# Maximum height of a projectile thrown from a rooftop

1. Jan 28, 2014

### s.dyseman

1. The problem statement, all variables and given/known data

A man stands on the roof of a building of height 14.6m and throws a rock with a velocity of magnitude 30.8m/s at an angle of 33.2∘ above the horizontal. You can ignore air resistance.
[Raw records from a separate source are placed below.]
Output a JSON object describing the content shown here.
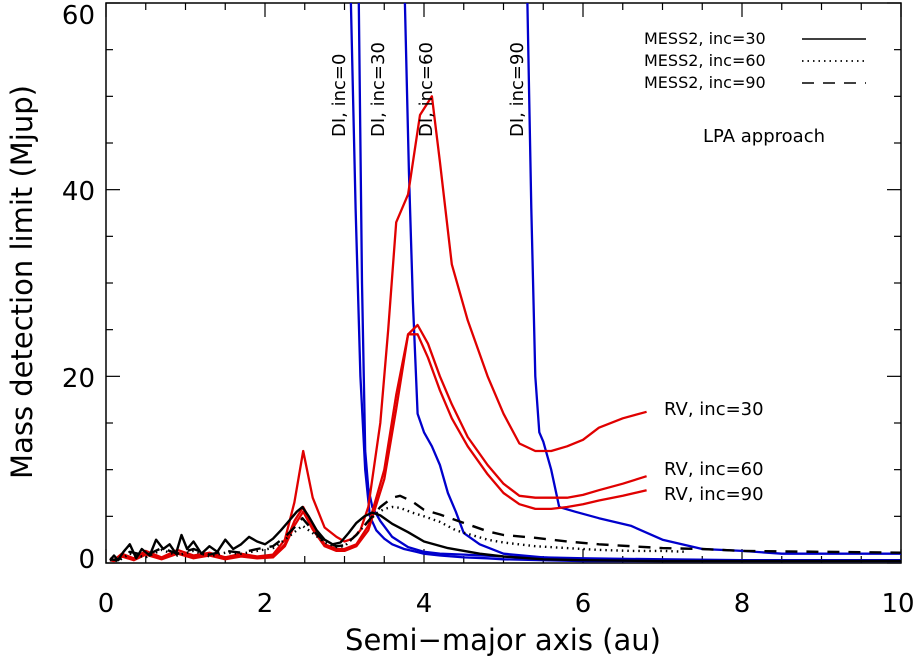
{
  "chart_data": {
    "type": "line",
    "title": "",
    "xlabel": "Semi−major axis (au)",
    "ylabel": "Mass detection limit (Mjup)",
    "xlim": [
      0,
      10
    ],
    "ylim": [
      0,
      60
    ],
    "xticks": [
      0,
      2,
      4,
      6,
      8,
      10
    ],
    "yticks": [
      0,
      20,
      40,
      60
    ],
    "xtick_labels": [
      "0",
      "2",
      "4",
      "6",
      "8",
      "10"
    ],
    "ytick_labels": [
      "0",
      "20",
      "40",
      "60"
    ],
    "grid": false,
    "legend_position": "top-right",
    "legend": [
      {
        "label": "MESS2, inc=30",
        "style": "solid"
      },
      {
        "label": "MESS2, inc=60",
        "style": "dotted"
      },
      {
        "label": "MESS2, inc=90",
        "style": "dashed"
      }
    ],
    "annotations": {
      "method_note": "LPA approach",
      "di_labels": [
        "DI, inc=0",
        "DI, inc=30",
        "DI, inc=60",
        "DI, inc=90"
      ],
      "rv_labels": [
        "RV, inc=30",
        "RV, inc=60",
        "RV, inc=90"
      ]
    },
    "colors": {
      "di": "#0000cc",
      "rv": "#e00000",
      "mess": "#000000"
    },
    "series": [
      {
        "name": "DI, inc=0",
        "group": "di",
        "style": "solid",
        "x": [
          3.08,
          3.14,
          3.2,
          3.26,
          3.32,
          3.4,
          3.5,
          3.6,
          3.75,
          3.9,
          4.0,
          4.2,
          4.5,
          4.8,
          5.0,
          5.5,
          6.0,
          7.0,
          8.0,
          9.0,
          10.0
        ],
        "y": [
          60,
          38,
          20,
          10,
          5.0,
          3.5,
          2.6,
          2.0,
          1.5,
          1.2,
          1.0,
          0.8,
          0.6,
          0.5,
          0.4,
          0.3,
          0.2,
          0.2,
          0.2,
          0.2,
          0.2
        ]
      },
      {
        "name": "DI, inc=30",
        "group": "di",
        "style": "solid",
        "x": [
          3.18,
          3.22,
          3.26,
          3.3,
          3.35,
          3.45,
          3.6,
          3.8,
          4.0,
          4.2,
          4.5,
          5.0,
          5.5,
          6.0,
          7.0,
          8.0,
          9.0,
          10.0
        ],
        "y": [
          60,
          30,
          12,
          8,
          6,
          4.5,
          2.8,
          1.7,
          1.2,
          1.0,
          0.9,
          0.7,
          0.6,
          0.5,
          0.4,
          0.3,
          0.3,
          0.3
        ]
      },
      {
        "name": "DI, inc=60",
        "group": "di",
        "style": "solid",
        "x": [
          3.76,
          3.81,
          3.86,
          3.92,
          4.0,
          4.1,
          4.2,
          4.3,
          4.4,
          4.5,
          4.7,
          5.0,
          5.5,
          6.0,
          6.5,
          7.0,
          8.0,
          9.0,
          10.0
        ],
        "y": [
          60,
          42,
          28,
          16,
          14,
          12.5,
          10.5,
          7.5,
          5.5,
          3.2,
          2.0,
          1.0,
          0.6,
          0.4,
          0.3,
          0.3,
          0.3,
          0.3,
          0.3
        ]
      },
      {
        "name": "DI, inc=90",
        "group": "di",
        "style": "solid",
        "x": [
          5.3,
          5.35,
          5.4,
          5.45,
          5.5,
          5.6,
          5.7,
          5.9,
          6.2,
          6.6,
          7.0,
          7.5,
          8.0,
          8.5,
          9.0,
          10.0
        ],
        "y": [
          60,
          38,
          20,
          14,
          13,
          10,
          6,
          5.5,
          4.8,
          4.0,
          2.5,
          1.5,
          1.3,
          1.0,
          1.0,
          1.0
        ]
      },
      {
        "name": "RV, inc=30",
        "group": "rv",
        "style": "solid",
        "x": [
          0.05,
          0.1,
          0.2,
          0.35,
          0.5,
          0.7,
          0.9,
          1.1,
          1.3,
          1.5,
          1.7,
          1.9,
          2.1,
          2.25,
          2.37,
          2.48,
          2.6,
          2.75,
          2.9,
          3.0,
          3.1,
          3.2,
          3.3,
          3.45,
          3.55,
          3.65,
          3.8,
          3.95,
          4.1,
          4.2,
          4.35,
          4.55,
          4.8,
          5.0,
          5.2,
          5.4,
          5.6,
          5.8,
          6.0,
          6.2,
          6.5,
          6.8
        ],
        "y": [
          0.5,
          0.3,
          1.0,
          0.5,
          1.3,
          0.6,
          1.4,
          0.8,
          1.1,
          0.6,
          1.0,
          0.7,
          0.9,
          2.5,
          6.5,
          12.0,
          7.0,
          3.8,
          2.8,
          2.3,
          2.6,
          3.5,
          6.0,
          15.0,
          25.0,
          36.5,
          39.5,
          48.0,
          50.0,
          43.0,
          32.0,
          26.0,
          20.0,
          16.0,
          12.8,
          12.0,
          12.0,
          12.5,
          13.2,
          14.5,
          15.5,
          16.2
        ]
      },
      {
        "name": "RV, inc=60",
        "group": "rv",
        "style": "solid",
        "x": [
          0.05,
          0.1,
          0.2,
          0.35,
          0.5,
          0.7,
          0.9,
          1.1,
          1.3,
          1.5,
          1.7,
          1.9,
          2.1,
          2.25,
          2.37,
          2.48,
          2.6,
          2.75,
          2.9,
          3.0,
          3.15,
          3.3,
          3.5,
          3.65,
          3.8,
          3.92,
          4.05,
          4.2,
          4.35,
          4.55,
          4.8,
          5.0,
          5.2,
          5.4,
          5.6,
          5.8,
          6.0,
          6.2,
          6.5,
          6.8
        ],
        "y": [
          0.4,
          0.3,
          0.8,
          0.4,
          1.0,
          0.5,
          1.1,
          0.6,
          0.9,
          0.5,
          0.8,
          0.6,
          0.7,
          2.0,
          4.5,
          6.0,
          4.0,
          2.0,
          1.5,
          1.5,
          2.0,
          4.0,
          10.0,
          18.0,
          24.5,
          25.5,
          23.5,
          20.0,
          17.0,
          13.5,
          10.5,
          8.5,
          7.2,
          7.0,
          7.0,
          7.0,
          7.3,
          7.8,
          8.5,
          9.3
        ]
      },
      {
        "name": "RV, inc=90",
        "group": "rv",
        "style": "solid",
        "x": [
          0.05,
          0.1,
          0.2,
          0.35,
          0.5,
          0.7,
          0.9,
          1.1,
          1.3,
          1.5,
          1.7,
          1.9,
          2.1,
          2.25,
          2.37,
          2.48,
          2.6,
          2.75,
          2.9,
          3.0,
          3.15,
          3.3,
          3.5,
          3.65,
          3.8,
          3.92,
          4.05,
          4.2,
          4.35,
          4.55,
          4.8,
          5.0,
          5.2,
          5.4,
          5.6,
          5.8,
          6.0,
          6.2,
          6.5,
          6.8
        ],
        "y": [
          0.3,
          0.2,
          0.7,
          0.3,
          0.9,
          0.4,
          1.0,
          0.5,
          0.8,
          0.4,
          0.7,
          0.5,
          0.6,
          1.8,
          4.0,
          5.5,
          3.6,
          1.8,
          1.3,
          1.3,
          1.8,
          3.5,
          9.0,
          16.5,
          24.5,
          24.5,
          22.0,
          18.5,
          15.5,
          12.5,
          9.5,
          7.5,
          6.3,
          5.8,
          5.8,
          6.0,
          6.3,
          6.7,
          7.2,
          7.8
        ]
      },
      {
        "name": "MESS2, inc=30",
        "group": "mess",
        "style": "solid",
        "x": [
          0.05,
          0.1,
          0.15,
          0.22,
          0.3,
          0.38,
          0.45,
          0.55,
          0.63,
          0.72,
          0.8,
          0.88,
          0.95,
          1.02,
          1.1,
          1.2,
          1.3,
          1.4,
          1.5,
          1.6,
          1.7,
          1.8,
          1.9,
          2.0,
          2.1,
          2.2,
          2.3,
          2.4,
          2.47,
          2.55,
          2.65,
          2.75,
          2.85,
          2.95,
          3.05,
          3.15,
          3.25,
          3.35,
          3.45,
          3.6,
          3.8,
          4.0,
          4.3,
          4.7,
          5.0,
          5.5,
          6.0,
          7.0,
          8.0,
          9.0,
          10.0
        ],
        "y": [
          0.3,
          0.8,
          0.3,
          1.2,
          2.0,
          0.5,
          1.5,
          0.8,
          2.5,
          1.5,
          2.0,
          1.0,
          3.0,
          1.5,
          2.3,
          1.0,
          1.8,
          1.2,
          2.5,
          1.5,
          2.0,
          2.8,
          2.3,
          2.0,
          2.6,
          3.5,
          4.5,
          5.5,
          6.0,
          5.0,
          3.5,
          2.5,
          2.0,
          2.2,
          3.2,
          4.3,
          5.0,
          5.4,
          5.1,
          4.2,
          3.3,
          2.3,
          1.6,
          1.0,
          0.7,
          0.4,
          0.3,
          0.2,
          0.2,
          0.2,
          0.2
        ]
      },
      {
        "name": "MESS2, inc=60",
        "group": "mess",
        "style": "dotted",
        "x": [
          0.05,
          0.15,
          0.3,
          0.5,
          0.7,
          0.9,
          1.1,
          1.3,
          1.5,
          1.7,
          1.9,
          2.1,
          2.25,
          2.37,
          2.47,
          2.6,
          2.75,
          2.9,
          3.0,
          3.1,
          3.25,
          3.4,
          3.5,
          3.6,
          3.7,
          3.85,
          4.0,
          4.2,
          4.4,
          4.6,
          4.8,
          5.0,
          5.4,
          5.8,
          6.2,
          6.6,
          7.0,
          7.3
        ],
        "y": [
          0.3,
          0.2,
          1.0,
          0.6,
          1.4,
          0.8,
          1.3,
          0.7,
          1.1,
          1.0,
          1.3,
          1.6,
          2.5,
          3.3,
          4.0,
          3.2,
          2.2,
          1.7,
          1.8,
          2.6,
          4.0,
          5.3,
          5.8,
          6.0,
          5.9,
          5.4,
          5.0,
          4.4,
          3.5,
          3.0,
          2.5,
          2.2,
          1.8,
          1.6,
          1.4,
          1.3,
          1.3,
          1.2
        ]
      },
      {
        "name": "MESS2, inc=90",
        "group": "mess",
        "style": "dashed",
        "x": [
          0.05,
          0.15,
          0.3,
          0.5,
          0.7,
          0.9,
          1.1,
          1.3,
          1.5,
          1.7,
          1.9,
          2.1,
          2.25,
          2.37,
          2.47,
          2.6,
          2.75,
          2.9,
          3.0,
          3.15,
          3.3,
          3.45,
          3.6,
          3.7,
          3.85,
          4.0,
          4.2,
          4.4,
          4.6,
          4.8,
          5.0,
          5.4,
          5.8,
          6.2,
          6.6,
          7.0,
          7.5,
          8.0,
          9.0,
          10.0
        ],
        "y": [
          0.4,
          0.3,
          1.2,
          0.8,
          1.6,
          1.0,
          1.5,
          0.9,
          1.3,
          1.1,
          1.5,
          1.8,
          2.8,
          3.8,
          4.8,
          3.5,
          2.3,
          1.8,
          1.9,
          3.0,
          4.5,
          6.0,
          7.0,
          7.2,
          6.6,
          5.7,
          5.2,
          4.6,
          4.0,
          3.4,
          3.0,
          2.7,
          2.3,
          2.0,
          1.8,
          1.6,
          1.5,
          1.3,
          1.2,
          1.1
        ]
      }
    ]
  }
}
Calculate the maximum height above the roof reached by the rock.

2. Relevant equations

Velocity and position equations

Basic trigonometry

3. The attempt at a solution

Initially, I solved for the y-component of the velocity vector given: V=30.8*Sin(33.2)=16.86m/s

Then, I solved for the amount of time it would take for the rock to reach maximum height, where the velocity of the y-component vector is equal to 0: Vy=Voy+g*t=16.86-9.8t=1.72s

I plug this time into the position equation of Y=Yo+Voy*t+g*t^2=14.6+16.86(1.72)-4.9(1.72)^2=29.1m

So, the maximum height should be equal to 29.1m. Not sure why this is incorrect... Perhaps I calculated the vector incorrectly?

2. Jan 28, 2014

### Staff: Mentor

You calculated the maximum height above the ground (and I can confirm this value).

3. Jan 28, 2014

### s.dyseman

Ah, so I just needed to subtract the height of the roof... Simple detail I missed... Thank you!